Much has been written about Marcello Clerici, but it is undoubtedly Anna Quadri, played to perfection by Dominique Sanda, that is the great enigma of 'The Conformist'. What are her intentions? Her motivations? Why does she do the things she does? At times, she seems perfectly sincere: a vehement anti-Fascist who loves her husband and is disgusted by the far-right. I believe these ideals to be sincere. But Anna Quadri is a complex, mysterious character. Marcello notices that she resembles a prostitute he met earlier when receiving new orders concerning his old professor, Anna's husband. We notice the resemblance too – and also realise that she appears similar to yet another prostitute earlier in the film, whom a Fascist government official was toying with on his desk. It is ridiculous to suggest that Anna Quadri could possibly be either of these two women, but the resemblance was obviously meant to be noticed. It throws us off guard the moment we meet Anna; she is impetuous, dangerous, sphinxlike.
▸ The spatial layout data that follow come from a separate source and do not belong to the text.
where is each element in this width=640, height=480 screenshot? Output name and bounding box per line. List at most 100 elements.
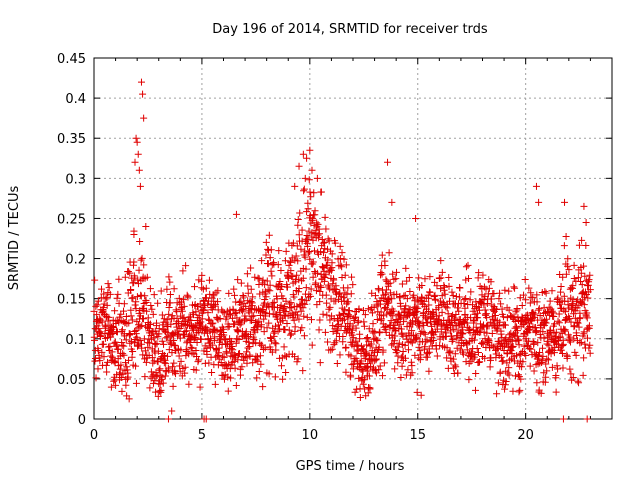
data-point: [391, 326, 399, 334]
data-point: [120, 300, 128, 308]
data-point: [498, 357, 506, 365]
data-point: [434, 315, 442, 323]
data-point: [285, 273, 293, 281]
data-point: [135, 166, 143, 174]
data-point: [248, 313, 256, 321]
data-point: [363, 363, 371, 371]
data-point: [425, 367, 433, 375]
data-point: [558, 349, 566, 357]
data-point: [205, 276, 213, 284]
data-point: [586, 286, 594, 294]
data-point: [98, 348, 106, 356]
data-point: [570, 261, 578, 269]
data-point: [304, 205, 312, 213]
data-point: [586, 271, 594, 279]
data-point: [331, 239, 339, 247]
data-point: [150, 334, 158, 342]
data-point: [564, 262, 572, 270]
data-point: [117, 361, 125, 369]
data-point: [584, 294, 592, 302]
data-point: [569, 282, 577, 290]
data-point: [338, 249, 346, 257]
data-point: [319, 310, 327, 318]
data-point: [509, 342, 517, 350]
data-point: [129, 294, 137, 302]
data-point: [165, 273, 173, 281]
data-point: [271, 373, 279, 381]
data-point: [520, 291, 528, 299]
data-point: [304, 242, 312, 250]
data-point: [360, 318, 368, 326]
data-point: [345, 307, 353, 315]
data-point: [142, 299, 150, 307]
data-point: [445, 274, 453, 282]
data-point: [164, 329, 172, 337]
data-point: [164, 415, 172, 423]
data-point: [352, 324, 360, 332]
y-tick-label: 0: [78, 413, 86, 428]
data-point: [146, 384, 154, 392]
data-point: [106, 342, 114, 350]
data-point: [127, 286, 135, 294]
data-point: [326, 265, 334, 273]
data-point: [391, 365, 399, 373]
data-point: [563, 352, 571, 360]
data-point: [533, 291, 541, 299]
data-point: [271, 339, 279, 347]
data-point: [142, 222, 150, 230]
data-point: [256, 352, 264, 360]
data-point: [420, 321, 428, 329]
data-point: [475, 358, 483, 366]
data-point: [560, 306, 568, 314]
data-point: [423, 336, 431, 344]
data-point: [308, 166, 316, 174]
data-point: [132, 134, 140, 142]
data-point: [155, 366, 163, 374]
data-point: [104, 280, 112, 288]
data-point: [359, 380, 367, 388]
data-point: [171, 367, 179, 375]
data-point: [557, 282, 565, 290]
data-point: [502, 321, 510, 329]
data-point: [339, 333, 347, 341]
y-tick-label: 0.1: [65, 333, 86, 348]
data-point: [342, 368, 350, 376]
data-point: [384, 158, 392, 166]
data-point: [328, 259, 336, 267]
data-point: [234, 356, 242, 364]
data-point: [228, 342, 236, 350]
data-point: [380, 359, 388, 367]
data-point: [260, 308, 268, 316]
data-point: [150, 291, 158, 299]
data-point: [232, 381, 240, 389]
data-point: [334, 327, 342, 335]
data-point: [346, 312, 354, 320]
data-point: [578, 236, 586, 244]
data-point: [267, 267, 275, 275]
data-point: [238, 363, 246, 371]
data-point: [398, 330, 406, 338]
data-point: [400, 292, 408, 300]
data-point: [522, 296, 530, 304]
data-point: [376, 300, 384, 308]
data-point: [494, 379, 502, 387]
data-point: [259, 383, 267, 391]
data-point: [131, 158, 139, 166]
data-point: [110, 357, 118, 365]
data-point: [287, 258, 295, 266]
data-point: [421, 330, 429, 338]
data-point: [255, 368, 263, 376]
data-point: [367, 340, 375, 348]
data-point: [323, 311, 331, 319]
data-point: [508, 336, 516, 344]
data-point: [542, 373, 550, 381]
data-point: [100, 290, 108, 298]
data-point: [393, 268, 401, 276]
data-point: [328, 345, 336, 353]
data-point: [142, 358, 150, 366]
data-point: [257, 321, 265, 329]
data-point: [219, 353, 227, 361]
data-point: [564, 255, 572, 263]
data-point: [324, 256, 332, 264]
data-point: [233, 335, 241, 343]
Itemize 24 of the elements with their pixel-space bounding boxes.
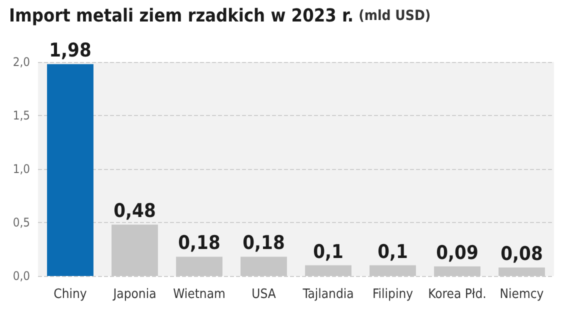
data-label: 0,48 — [114, 200, 156, 222]
x-tick-label: Wietnam — [173, 287, 226, 302]
data-label: 0,09 — [436, 242, 478, 264]
x-tick-label: Chiny — [54, 287, 87, 302]
data-label: 0,18 — [178, 232, 220, 254]
y-tick-label: 1,0 — [12, 162, 30, 176]
data-label: 0,1 — [378, 240, 408, 263]
x-tick-label: Korea Płd. — [428, 287, 486, 302]
y-tick-label: 0,5 — [12, 216, 30, 230]
chart-title: Import metali ziem rzadkich w 2023 r. — [9, 6, 354, 26]
y-tick-label: 0,0 — [12, 269, 30, 283]
data-label: 1,98 — [49, 40, 92, 62]
y-tick-label: 2,0 — [12, 55, 30, 69]
x-tick-label: Niemcy — [500, 287, 544, 302]
data-label: 0,08 — [500, 242, 543, 265]
x-tick-label: Tajlandia — [302, 287, 354, 302]
y-tick-label: 1,5 — [12, 108, 30, 122]
x-tick-label: USA — [252, 287, 276, 302]
data-label: 0,1 — [313, 240, 344, 263]
chart-subtitle: (mld USD) — [358, 8, 431, 24]
x-tick-label: Filipiny — [372, 287, 414, 302]
x-tick-label: Japonia — [112, 287, 156, 302]
bar — [47, 64, 94, 276]
data-label: 0,18 — [242, 232, 285, 254]
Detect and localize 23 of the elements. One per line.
That she is playing games with Marcello, we have no doubt. Anna admits that she knew from the get-go (along with her husband) that Clerici was a Fascist spy. She is trying to trap him, to entice him, and persuade him to forsake his mission. Her husband uses small tricks and political speeches; she uses sex and emotional blackmail. That she is a ballet teacher is quite apt - she is a master of pose, performance, and seduction, and she knows it.
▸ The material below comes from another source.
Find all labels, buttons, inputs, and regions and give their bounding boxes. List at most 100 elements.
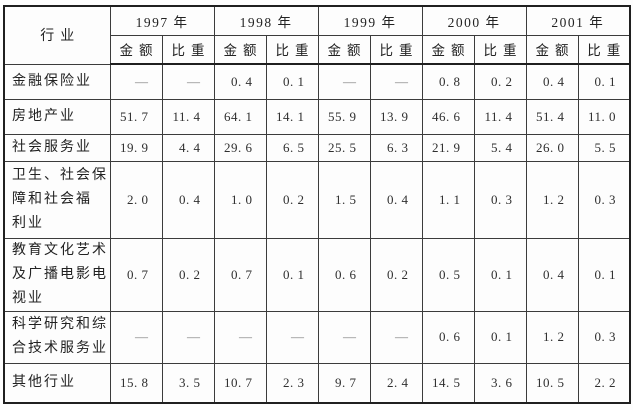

Marcello, of course, is the conformist of the title. This is his story and his tragedy; his speeches revealing his motivations and his confessions could have been written by a 21st century Shakespeare, in that they have a surface lucidity concealing beneath them universes of anguish and desperation. What impact have his parents had on his character? His sexual trauma at thirteen years old? What about Quadri leaving for Paris while the young Marcello was writing his thesis - he seems quite angry about this? Every scene in 'The Conformist' is lovingly realised and brought to the screen - together, Bertolucci and Storaro fill the shot with an abundance of detail, paying particular attention to the cold, impersonal geometry of Fascist architecture, the apartments of the middle classes and the mansions of the upper classes. Bertolucci proves his love for film in his references and homages to his heroes, the directors of the French New Wave (particularly Truffaut, Godard and Resnais) among others: these can be seen especially in the camera work and editing - the odd angles (reminiscent of Reed's 'The Third Man') as Marcello walks to his mother's decaying mansion, a painting fading into the scene it depicts, an amazingly inventive and tense chase through wintry woodland using a hand-held camera, accentuating the sound of a gun shot in contrast to the muted sounds of knives in an assassination vividly reminiscent of Shakespeare's 'Julius Caesar'.

My favourite scenes include Professor Quadri giving a speech to Marcello, heavily making use of metaphor to explain the workings of Fascism, accompanied with some inspired symbolic imagery involving a shadow on the wall dissolving in sunlight, the party of the 'blind' - an obvious pun by Bertolucci to imply the blindness of Fascism itself, and an amazing sequence in a dance hall later on which emphasises Marcello's role as an outsider. It is ironic to think that the more he tries to conform, the more he distances himself from society and falls deeper into isolation. As the film ends, and he peers behind him into the darkness, Italy's future after the fall of Mussolini murky and uncertain, Marcello is left angry, guilty and scared; but more than that, because of his flawed, doomed plight for 'normality', he is left desperately, painfully alone.